A spokesperson from the WA Mental Health Commission told National Indigenous Times that while there are “no immediate plans at this stage to build a rehabilitation facility at Fitzroy Crossing… government supported services available for people in Fitzroy Crossing who are seeking help for their own or someone else’s alcohol and other drug issues.”
They noted the Kimberley Mental Health and Drug Service, of which the Kimberley Community Alcohol and Drug Service is a part and has an office in Fitzroy Crossing, from which outreach is provided to surrounding remote communities.
The spokesperson also referred to Nindilingarri Cultural Health Services, an Aboriginal Community Controlled Health Organisation based in Fitzroy Crossing which provides community-based prevention and alcohol and drug treatment to the communities of the Fitzroy Valley.
Louis Marcel-Jones, alcohol and drug social worker with Nindilingarri Cultural Health Services, told National Indigenous Times that the key to establishing effective rehabilitation and more locally-based counselling was local leadership.
“The most important thing is that it is done with community consultation and leadership so it is something the community wants.
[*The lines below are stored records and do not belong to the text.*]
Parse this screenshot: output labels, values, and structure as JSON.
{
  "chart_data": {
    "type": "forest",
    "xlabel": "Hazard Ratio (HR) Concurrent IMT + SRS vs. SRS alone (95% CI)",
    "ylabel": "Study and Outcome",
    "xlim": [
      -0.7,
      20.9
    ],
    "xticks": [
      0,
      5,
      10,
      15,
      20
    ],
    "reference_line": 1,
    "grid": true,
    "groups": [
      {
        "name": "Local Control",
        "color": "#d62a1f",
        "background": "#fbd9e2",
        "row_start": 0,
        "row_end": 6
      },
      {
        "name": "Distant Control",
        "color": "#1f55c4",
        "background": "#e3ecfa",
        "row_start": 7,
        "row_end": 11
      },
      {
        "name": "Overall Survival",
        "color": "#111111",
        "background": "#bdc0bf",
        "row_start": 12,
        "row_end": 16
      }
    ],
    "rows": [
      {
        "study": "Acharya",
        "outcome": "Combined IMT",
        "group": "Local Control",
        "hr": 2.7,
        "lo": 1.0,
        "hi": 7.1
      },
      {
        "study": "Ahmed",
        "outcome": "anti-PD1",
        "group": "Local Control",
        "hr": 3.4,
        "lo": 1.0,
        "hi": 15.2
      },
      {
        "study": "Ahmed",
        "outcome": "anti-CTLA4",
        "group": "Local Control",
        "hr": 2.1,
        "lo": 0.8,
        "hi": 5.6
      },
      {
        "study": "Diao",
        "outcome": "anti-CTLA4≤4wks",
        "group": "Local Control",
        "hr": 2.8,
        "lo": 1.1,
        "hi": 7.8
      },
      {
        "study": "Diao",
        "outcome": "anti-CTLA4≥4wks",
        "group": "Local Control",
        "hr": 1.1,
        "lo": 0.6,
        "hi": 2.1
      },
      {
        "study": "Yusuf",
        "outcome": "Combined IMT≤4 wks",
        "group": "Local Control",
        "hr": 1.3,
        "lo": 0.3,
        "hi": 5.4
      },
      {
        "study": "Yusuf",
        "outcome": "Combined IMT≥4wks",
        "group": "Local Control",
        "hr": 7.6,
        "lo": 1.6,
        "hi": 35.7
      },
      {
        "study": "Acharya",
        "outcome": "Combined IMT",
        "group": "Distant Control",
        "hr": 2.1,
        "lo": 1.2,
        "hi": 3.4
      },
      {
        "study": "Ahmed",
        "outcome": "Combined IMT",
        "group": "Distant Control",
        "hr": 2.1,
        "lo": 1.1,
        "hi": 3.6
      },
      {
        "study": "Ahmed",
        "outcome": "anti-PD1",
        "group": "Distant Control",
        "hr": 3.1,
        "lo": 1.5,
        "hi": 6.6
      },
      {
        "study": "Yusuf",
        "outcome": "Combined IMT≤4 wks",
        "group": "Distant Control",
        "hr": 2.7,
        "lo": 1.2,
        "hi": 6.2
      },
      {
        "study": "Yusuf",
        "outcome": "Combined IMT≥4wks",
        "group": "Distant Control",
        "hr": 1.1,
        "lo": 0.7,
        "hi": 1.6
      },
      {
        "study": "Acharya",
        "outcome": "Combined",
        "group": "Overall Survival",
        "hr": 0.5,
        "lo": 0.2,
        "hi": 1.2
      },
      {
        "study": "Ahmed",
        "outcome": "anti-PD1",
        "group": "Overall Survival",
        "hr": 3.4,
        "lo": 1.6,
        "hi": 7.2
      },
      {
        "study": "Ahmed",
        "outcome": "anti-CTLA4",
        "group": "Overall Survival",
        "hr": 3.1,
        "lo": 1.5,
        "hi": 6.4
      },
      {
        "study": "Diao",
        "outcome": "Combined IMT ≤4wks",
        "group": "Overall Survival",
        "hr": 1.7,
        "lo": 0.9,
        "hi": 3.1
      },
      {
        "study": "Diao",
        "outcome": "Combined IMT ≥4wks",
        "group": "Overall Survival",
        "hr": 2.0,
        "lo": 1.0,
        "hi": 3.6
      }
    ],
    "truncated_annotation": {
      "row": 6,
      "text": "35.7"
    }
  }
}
If you implement it without that, it won’t suit the community.
“The crucial thing is to make sure it is culturally appropriate and suitable for the people of the communities,” he said.
Both Nindilingarri and the Kimberley Community Alcohol and Drug Service can support people wanting residential rehabilitation to gain admission to Milliya Rumurra Residential Service in Broome, or Ngnowar Aerwah Residential Service in Wyndham.
However, there is no residential rehabilitation capacity in the Fitzroy Valley for those who want to remain in their community and close to their families.
The Mental Health Commission spokesperson acknowledged that getting appropriately skilled workers to live in regional areas of Western Australia is an ongoing challenge, and said it is why the state government launched “a major $71.6 million initiative” in October last year to employ more staff across WA.